U.S. Environmental Protection Agency
U.S. EPA Technology Innovation and Field Services Division

Fractured Bedrock Project Profiles

Last Updated: January 1, 2011

Point of Contact:
Tim Gallagher
USEPA 1650 Arch Street
Mail Code: 3HS21
Philadelphia PA 19103-2029 
Tel: 215-814-3196 
Email: gallagher.tim@

Henderson Road
Upper Merion, PA


The Site subsurface is comprised of a
Karst limestone geologic formation and regional ground water flow is generally toward the Philadelphia Suburban Water Company Upper Merion Reservoir(UMR), which is north of the Site.

Targeted Environmental Media:
  • - Fractured Bedrock


The vertical extent of the plume is at least to 400 feet bgs. The lateral plume is a different shape for each flow zone. See 2008 five year review.

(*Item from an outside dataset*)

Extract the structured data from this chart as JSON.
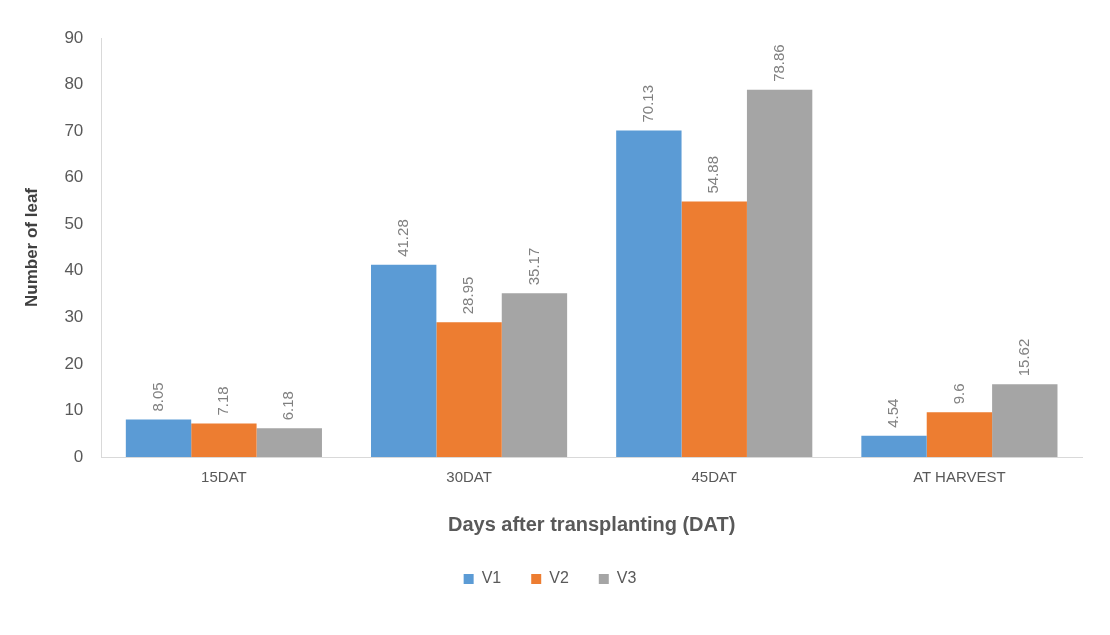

Major Contaminants and Maximum Concentrations:
  • - Benzene (152 µg/L)
  • - Chloroform (30 µg/L)
  • - Ethylbenzene (53 µg/L)
  • - Tetrachloroethene (35 µg/L)
  • - Toluene (844 µg/L)
  • - Trichloroethene (14 µg/L)
  • - Trichlorofluoromethane (368 µg/L)

Site Characterization Technologies:

No technologies selected.

Remedial Technologies:

  • - Pump and Treat
In September 1991, the ground water treatment plant was constructed and began operation. The treatment plant utilizes bioremediation to reduce organic contaminant levels and carbon adsorption to remove any residual contaminants before discharge to an adjacent intermittent stream. A total of
seven ground water recovery wells pump contaminated ground water to the treatment plant. The pumping rate is 50 to 60 gpm total.

The system has been shut down for short periods to evaluate rebound.
Remediation Goals:

Cleanup criteria are based on the most conservative value from the following standards: MCLs, MCLGs, aquatic water quality criteria, drinking water equivalent levels, Suggested No Adverse Effect levels, Risk Assessment models, Superfund Public Health Evaluation Manual (SPHEM), and EPA accepted values where no other criteria exists (MCLs, where available, were used).


Since inception, over 280 million gallons of groundwater have been treated and approximately 2,500 pounds of contaminants have been removed. As of May 2010 EPA was evaluating a PRP proposal and the system was not operating.